16 octobre 2008

Manifesta 07 , la Biennale Europea di Arte Contemporanea (Bolzano, Trento, Sud Tyrol) jusqu'au 2.11.08





Un palais, une manufacture de tabac fermée depuis 6 mois mais encore imprégnée de l'odeur, une forteresse au passé difficile, une ancienne usine d'aluminium posent tous la question de "que vont devenir ces lieux, maintenant ?" Dans cette région mouvementée, puisqu'elle appartenait d'abord à l'Allemagne et puis fut annexée par Mussolini pour en faire une région modèle de l'industrie italienne, c'est en tout cas la première fois que ces lieux accueillent de l'art contemporain. Le pari était risqué car vu la "force de caractère" de chacun d'entre eux, ils auraient pu aussi écraser leur contenu. On sent que le choix de cette région pour accueillir cette édition de la Biennale est essentiellement politique. L'art doit il d'abord servir cette fonction ? Si la volonté de résister à un art essentielement marchand est louable, doit on finalement penser l'art uniquement comme un phènomène socia l? car dans les 2 cas politique ou marchand, c'est le groupe qui prévaut. Ne pourrait on pas aussi considérer, comme déjà au temps de Léonard de Vinci, ou plus proche de nous Tony Smith ou Bruce Nauman, que l'homme reste la mesure de toute chose et que pour justement toucher à l'universel il faut d'abord nouer un rapport à l'intime ? Et que parfois ce qui manque dans ces grandes messes, vu leur taille et le niveau intense de stimulation qu'elles engendrent, c'est d'expérimenter de manière concentrée ce rapport au temps et à l'espace. Ce n'est pas le cas ici pour la forteresse et l'usine d'aluminium où justement ce passage de l'intime à l'universel s'opère subtilement.

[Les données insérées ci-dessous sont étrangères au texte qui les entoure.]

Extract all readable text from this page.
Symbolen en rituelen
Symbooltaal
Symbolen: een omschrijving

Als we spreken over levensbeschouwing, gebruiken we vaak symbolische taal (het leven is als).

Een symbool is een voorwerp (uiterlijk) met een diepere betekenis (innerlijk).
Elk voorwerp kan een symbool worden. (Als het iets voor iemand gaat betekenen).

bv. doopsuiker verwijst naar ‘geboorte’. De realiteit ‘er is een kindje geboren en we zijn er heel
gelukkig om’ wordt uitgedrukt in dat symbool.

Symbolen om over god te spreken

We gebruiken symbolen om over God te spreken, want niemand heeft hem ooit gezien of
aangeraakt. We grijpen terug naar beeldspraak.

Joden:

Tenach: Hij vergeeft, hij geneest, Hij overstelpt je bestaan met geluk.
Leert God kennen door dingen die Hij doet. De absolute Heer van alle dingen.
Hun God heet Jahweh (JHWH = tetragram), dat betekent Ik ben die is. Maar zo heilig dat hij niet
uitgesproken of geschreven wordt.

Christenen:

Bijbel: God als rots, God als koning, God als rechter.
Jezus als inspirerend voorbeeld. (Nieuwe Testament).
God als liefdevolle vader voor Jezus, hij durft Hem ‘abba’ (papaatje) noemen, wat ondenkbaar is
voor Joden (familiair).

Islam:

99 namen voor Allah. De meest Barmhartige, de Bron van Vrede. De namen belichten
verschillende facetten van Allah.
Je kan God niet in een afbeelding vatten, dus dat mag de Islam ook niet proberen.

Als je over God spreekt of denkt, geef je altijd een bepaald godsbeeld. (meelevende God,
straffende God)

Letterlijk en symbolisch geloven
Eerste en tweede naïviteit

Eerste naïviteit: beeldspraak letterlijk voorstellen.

Dans le cas de la Forteresse Franzenfeste (cf ploto supra) construite en 1830, c'est un projet collaboratif, "Scénarios" qui se concentre sur le son et la vibration. 10 écrivains ont été invités à écrire des textes sur l'idée de la forteresse, son labyrinthe de mémoire, ses bruits de guerre, son or nazi. Ces textes ou ces sons ont été lus ou joués en 3 langues (italien, allemand, anglais) par des poètes, des acteurs et sont situés dans des situations bien particulières. Ainsi on peut passer complétement à côté, ou alors marcher sur les haut parleur recouverts par le sable du sol d'une immense salle, et éprouver la vibration en écoutant le poème " Aquatic Invasion" de Thomas Meinecke" (2008); ou encore s'asseoir sur les chaises "collages " à 3 pieds de Martino Gamper qui pour certaines se mettent aussi à vous parler quand on s'asseoit dessus;
ou encore regarder des films résolument muets, notamment celui boulversant et déstabilisant d'Harun Farocki "Respite" (2007) sur la façon de filmer la déportation et les limites du reportage, ou jouer devant le drôle de diaporama questions/réponses de Michael Snow "So is this" (1982).
Et ces voix ou ces silences en plus de leur charges poétiques, placées dans cet endroit immense vide et sublime, renvoyant curieusement à un univers assez monacal, nous parlent d'abord pour ensuite nous mettre en raisonnance avec une humanité plus vaste.

1 Comments:

Anonymous Anonyme said...

Bonjour,

Les expositions à voir en “Art contemporain” et “Photo contemporaine” ayant l’air de vous passionner, il m’a semblé évident de vous inviter à visiter une exposition thématique “Couleurs sur corps” qui vous permettrait de découvrir un certain nombre d’artistes et de photographes contemporains ayant réfléchi et travaillé sur la question de la “couleur” en relation directe avec le “corps”.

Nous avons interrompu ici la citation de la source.